Our results are comparable with the previous studies and show that the majority of post CABG conduction defects resolve spontaneously before hospital discharge and rarely require a PPM. In our series, in only 1.56% of these patients significant and prolonged bradyarrhythmias developed and required treatment with a PPM. We found a high incidence of perioperative MI in patients who need PPM implantation (p <0.001). We also found a correlation between underlying heart disease with persistent new conduction defects, being significant for valvular heart disease and congenital heart disease (p value<0.001 and <0.001, respectively).

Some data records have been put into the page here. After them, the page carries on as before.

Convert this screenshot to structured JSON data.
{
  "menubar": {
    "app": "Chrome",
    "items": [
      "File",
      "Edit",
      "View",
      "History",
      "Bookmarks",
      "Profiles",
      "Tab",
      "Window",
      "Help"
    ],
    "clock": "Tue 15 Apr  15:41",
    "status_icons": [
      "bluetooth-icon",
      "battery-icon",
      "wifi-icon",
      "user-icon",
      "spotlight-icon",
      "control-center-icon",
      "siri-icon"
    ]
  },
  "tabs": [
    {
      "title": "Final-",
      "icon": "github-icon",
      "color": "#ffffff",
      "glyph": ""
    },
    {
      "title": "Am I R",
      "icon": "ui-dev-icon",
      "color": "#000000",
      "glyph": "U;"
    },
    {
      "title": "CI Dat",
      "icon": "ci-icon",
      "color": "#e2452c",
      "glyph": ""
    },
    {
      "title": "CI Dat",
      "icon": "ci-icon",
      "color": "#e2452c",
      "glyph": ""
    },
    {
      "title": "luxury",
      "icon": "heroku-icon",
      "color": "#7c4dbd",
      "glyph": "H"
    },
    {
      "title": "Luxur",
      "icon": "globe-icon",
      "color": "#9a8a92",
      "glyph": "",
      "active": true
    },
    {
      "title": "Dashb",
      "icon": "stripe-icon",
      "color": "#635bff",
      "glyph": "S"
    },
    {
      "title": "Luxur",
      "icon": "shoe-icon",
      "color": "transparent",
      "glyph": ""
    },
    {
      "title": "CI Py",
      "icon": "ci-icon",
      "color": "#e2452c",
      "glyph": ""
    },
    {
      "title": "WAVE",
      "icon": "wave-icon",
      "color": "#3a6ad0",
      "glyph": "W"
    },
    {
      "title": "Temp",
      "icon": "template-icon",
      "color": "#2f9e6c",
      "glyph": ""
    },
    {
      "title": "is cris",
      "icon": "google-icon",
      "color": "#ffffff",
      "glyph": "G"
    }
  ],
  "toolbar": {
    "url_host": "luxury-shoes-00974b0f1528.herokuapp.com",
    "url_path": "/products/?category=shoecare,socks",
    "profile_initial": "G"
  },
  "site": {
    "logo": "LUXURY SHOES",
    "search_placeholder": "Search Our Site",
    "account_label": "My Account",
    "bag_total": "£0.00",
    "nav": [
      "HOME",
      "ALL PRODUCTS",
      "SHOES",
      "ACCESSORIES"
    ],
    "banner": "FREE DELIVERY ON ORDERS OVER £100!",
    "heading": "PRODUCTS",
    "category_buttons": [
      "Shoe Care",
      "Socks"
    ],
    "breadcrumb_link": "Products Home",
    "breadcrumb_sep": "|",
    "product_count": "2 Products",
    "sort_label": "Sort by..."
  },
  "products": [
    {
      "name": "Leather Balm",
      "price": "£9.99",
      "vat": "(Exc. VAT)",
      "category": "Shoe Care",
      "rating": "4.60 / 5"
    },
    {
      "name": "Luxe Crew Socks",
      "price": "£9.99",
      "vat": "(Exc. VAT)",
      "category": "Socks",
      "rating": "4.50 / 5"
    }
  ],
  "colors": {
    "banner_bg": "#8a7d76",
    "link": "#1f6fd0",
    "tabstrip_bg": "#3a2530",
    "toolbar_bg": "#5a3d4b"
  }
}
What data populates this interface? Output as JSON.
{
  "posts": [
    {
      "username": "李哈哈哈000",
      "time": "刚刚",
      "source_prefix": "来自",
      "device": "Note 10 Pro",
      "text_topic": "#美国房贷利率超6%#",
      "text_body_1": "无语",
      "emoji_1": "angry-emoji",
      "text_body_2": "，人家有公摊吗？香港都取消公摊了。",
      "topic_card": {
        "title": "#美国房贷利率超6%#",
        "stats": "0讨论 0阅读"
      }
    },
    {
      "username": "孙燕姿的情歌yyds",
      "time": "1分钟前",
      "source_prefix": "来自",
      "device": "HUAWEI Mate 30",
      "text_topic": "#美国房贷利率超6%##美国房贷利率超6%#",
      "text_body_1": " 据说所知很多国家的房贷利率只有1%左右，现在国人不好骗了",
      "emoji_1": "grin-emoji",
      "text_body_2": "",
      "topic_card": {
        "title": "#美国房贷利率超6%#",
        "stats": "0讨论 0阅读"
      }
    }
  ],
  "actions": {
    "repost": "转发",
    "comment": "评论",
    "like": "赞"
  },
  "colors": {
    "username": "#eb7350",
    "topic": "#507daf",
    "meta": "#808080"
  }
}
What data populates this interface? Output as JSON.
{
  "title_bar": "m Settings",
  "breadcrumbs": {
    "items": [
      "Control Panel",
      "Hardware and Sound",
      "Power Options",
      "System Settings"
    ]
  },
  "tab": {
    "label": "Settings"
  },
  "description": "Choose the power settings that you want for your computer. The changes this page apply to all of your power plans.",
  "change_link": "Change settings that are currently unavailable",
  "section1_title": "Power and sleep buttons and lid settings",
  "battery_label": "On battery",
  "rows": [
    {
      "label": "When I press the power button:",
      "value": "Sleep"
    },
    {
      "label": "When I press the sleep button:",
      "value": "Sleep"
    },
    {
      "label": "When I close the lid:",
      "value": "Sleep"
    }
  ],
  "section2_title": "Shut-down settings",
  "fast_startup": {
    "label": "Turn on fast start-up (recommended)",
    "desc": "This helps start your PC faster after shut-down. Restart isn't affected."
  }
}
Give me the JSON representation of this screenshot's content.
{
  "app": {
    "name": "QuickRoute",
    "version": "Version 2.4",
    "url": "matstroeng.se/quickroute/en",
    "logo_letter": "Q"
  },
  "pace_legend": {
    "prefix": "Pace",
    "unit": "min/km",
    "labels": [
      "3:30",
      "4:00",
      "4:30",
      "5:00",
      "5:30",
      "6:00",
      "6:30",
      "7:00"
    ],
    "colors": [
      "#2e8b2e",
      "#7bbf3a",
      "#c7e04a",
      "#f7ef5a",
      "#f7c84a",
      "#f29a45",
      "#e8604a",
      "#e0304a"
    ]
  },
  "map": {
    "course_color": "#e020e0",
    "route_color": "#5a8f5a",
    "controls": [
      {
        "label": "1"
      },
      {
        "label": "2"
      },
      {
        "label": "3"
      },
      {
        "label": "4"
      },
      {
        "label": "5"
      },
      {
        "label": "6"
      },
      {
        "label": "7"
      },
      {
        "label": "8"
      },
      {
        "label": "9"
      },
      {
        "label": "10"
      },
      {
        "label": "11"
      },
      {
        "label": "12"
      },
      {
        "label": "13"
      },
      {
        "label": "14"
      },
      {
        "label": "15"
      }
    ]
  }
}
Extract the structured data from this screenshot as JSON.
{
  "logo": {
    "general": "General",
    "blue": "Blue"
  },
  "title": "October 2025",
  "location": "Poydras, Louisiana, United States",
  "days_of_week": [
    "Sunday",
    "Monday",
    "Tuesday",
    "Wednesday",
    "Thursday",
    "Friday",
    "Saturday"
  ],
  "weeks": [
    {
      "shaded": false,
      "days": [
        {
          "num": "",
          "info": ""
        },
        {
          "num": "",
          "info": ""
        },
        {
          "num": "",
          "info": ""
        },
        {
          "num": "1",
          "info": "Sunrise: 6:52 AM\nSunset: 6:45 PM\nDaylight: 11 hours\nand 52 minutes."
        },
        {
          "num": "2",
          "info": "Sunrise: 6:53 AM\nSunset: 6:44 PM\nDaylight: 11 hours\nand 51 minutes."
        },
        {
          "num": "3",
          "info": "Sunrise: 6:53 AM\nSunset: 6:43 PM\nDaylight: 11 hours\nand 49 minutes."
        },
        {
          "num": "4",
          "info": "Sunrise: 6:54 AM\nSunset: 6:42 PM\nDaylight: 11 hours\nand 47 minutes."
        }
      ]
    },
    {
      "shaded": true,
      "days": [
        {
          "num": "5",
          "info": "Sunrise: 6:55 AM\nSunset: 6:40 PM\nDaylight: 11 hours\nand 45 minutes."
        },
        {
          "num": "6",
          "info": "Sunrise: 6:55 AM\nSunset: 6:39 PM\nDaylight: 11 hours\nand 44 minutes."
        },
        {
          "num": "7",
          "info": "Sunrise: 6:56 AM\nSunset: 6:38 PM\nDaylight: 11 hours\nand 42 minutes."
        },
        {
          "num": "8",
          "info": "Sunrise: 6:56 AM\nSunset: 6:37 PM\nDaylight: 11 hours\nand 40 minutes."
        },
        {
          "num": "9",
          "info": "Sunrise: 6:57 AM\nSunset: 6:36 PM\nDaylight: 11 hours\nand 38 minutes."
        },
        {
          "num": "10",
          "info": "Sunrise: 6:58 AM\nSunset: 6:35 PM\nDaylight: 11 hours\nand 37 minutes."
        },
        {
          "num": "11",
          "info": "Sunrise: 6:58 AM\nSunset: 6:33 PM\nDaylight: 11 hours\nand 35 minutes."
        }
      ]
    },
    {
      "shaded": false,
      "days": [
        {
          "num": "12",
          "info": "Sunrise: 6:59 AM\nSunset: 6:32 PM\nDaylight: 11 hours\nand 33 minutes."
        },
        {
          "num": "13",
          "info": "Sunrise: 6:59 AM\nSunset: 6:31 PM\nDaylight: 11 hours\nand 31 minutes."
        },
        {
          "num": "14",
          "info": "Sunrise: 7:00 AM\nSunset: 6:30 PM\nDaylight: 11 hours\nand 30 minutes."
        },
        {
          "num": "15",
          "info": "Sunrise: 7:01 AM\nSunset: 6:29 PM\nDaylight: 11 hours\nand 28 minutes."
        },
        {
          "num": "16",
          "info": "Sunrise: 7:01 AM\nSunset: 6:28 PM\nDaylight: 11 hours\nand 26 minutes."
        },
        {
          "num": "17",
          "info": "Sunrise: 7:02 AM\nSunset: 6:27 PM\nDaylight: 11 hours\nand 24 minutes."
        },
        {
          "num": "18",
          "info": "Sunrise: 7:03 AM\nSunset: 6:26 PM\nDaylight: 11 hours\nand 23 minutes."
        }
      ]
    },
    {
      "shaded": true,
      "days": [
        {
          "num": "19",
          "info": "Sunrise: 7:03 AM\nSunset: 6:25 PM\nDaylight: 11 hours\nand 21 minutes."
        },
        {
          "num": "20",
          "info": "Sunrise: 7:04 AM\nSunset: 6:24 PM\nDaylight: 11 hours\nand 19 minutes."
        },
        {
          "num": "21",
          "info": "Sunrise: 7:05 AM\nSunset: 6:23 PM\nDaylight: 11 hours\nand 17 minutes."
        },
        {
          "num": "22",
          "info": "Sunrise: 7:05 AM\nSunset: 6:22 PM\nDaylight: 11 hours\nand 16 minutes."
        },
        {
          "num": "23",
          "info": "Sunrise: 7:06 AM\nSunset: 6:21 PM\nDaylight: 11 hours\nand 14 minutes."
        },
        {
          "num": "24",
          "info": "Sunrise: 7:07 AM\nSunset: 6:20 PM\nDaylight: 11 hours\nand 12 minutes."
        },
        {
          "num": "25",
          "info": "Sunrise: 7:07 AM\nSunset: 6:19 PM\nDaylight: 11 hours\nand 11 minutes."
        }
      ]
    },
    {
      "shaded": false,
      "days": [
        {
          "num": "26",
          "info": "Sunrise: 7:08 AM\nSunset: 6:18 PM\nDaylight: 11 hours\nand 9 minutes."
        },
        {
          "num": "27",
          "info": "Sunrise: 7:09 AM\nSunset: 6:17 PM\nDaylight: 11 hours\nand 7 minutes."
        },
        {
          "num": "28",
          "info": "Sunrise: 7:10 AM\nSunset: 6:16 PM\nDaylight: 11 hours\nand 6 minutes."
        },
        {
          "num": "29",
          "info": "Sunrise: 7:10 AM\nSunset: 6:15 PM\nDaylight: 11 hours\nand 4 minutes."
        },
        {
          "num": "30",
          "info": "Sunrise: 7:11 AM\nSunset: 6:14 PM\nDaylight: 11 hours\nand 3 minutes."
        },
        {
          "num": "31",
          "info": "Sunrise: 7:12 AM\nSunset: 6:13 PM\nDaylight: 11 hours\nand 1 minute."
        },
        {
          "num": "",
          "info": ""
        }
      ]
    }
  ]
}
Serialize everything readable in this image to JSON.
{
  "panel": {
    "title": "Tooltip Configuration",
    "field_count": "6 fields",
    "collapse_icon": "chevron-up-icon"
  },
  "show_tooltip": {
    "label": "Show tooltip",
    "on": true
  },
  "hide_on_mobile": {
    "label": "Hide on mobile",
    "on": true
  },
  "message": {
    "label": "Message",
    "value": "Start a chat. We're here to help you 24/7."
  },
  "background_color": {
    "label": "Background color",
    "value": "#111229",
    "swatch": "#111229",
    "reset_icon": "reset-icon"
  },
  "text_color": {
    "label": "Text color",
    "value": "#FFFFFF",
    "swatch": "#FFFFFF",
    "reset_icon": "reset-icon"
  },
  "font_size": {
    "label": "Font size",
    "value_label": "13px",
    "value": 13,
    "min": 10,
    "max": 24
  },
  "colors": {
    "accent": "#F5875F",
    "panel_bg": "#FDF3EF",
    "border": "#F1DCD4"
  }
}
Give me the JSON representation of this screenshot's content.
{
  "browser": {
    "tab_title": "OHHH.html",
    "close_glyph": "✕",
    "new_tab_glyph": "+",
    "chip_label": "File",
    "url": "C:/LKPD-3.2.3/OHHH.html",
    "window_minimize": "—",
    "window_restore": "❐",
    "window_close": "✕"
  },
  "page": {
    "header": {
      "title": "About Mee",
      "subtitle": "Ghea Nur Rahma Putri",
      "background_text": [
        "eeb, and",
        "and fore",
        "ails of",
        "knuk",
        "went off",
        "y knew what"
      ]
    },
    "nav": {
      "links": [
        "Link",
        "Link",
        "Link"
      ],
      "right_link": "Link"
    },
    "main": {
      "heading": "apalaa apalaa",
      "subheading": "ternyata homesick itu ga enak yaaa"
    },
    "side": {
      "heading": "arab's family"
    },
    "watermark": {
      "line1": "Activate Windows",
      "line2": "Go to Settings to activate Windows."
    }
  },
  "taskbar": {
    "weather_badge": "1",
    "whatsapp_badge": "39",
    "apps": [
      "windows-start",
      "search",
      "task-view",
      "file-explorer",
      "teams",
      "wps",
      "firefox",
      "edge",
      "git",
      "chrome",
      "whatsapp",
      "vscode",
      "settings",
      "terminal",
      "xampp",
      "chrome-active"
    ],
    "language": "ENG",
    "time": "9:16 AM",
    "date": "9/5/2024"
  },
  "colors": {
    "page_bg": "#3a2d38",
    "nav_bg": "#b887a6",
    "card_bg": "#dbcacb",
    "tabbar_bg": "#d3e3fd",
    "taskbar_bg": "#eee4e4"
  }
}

It is worth pointing that the conduction defects which occurred immediately after surgery (sinus bradycardia, first degree AVB, third degree AVB, RBBB and LBBB) were predictors of persistence of conduction defects to discharge. In our study, the incidence of significant conduction defects requiring PPM implantation was high compared to what would be expected from similar studies. It could be explained by poor myocardial protection techniques that led to myocardial and conduction tissue injury during operation in our patients.
A limitation of this study is that operative variables such as cardiopulmonary bypass time, aortic cross-clamp time and myocardial temperatures were not available; therefore the cooling of His bundle-AV node could not be assessed.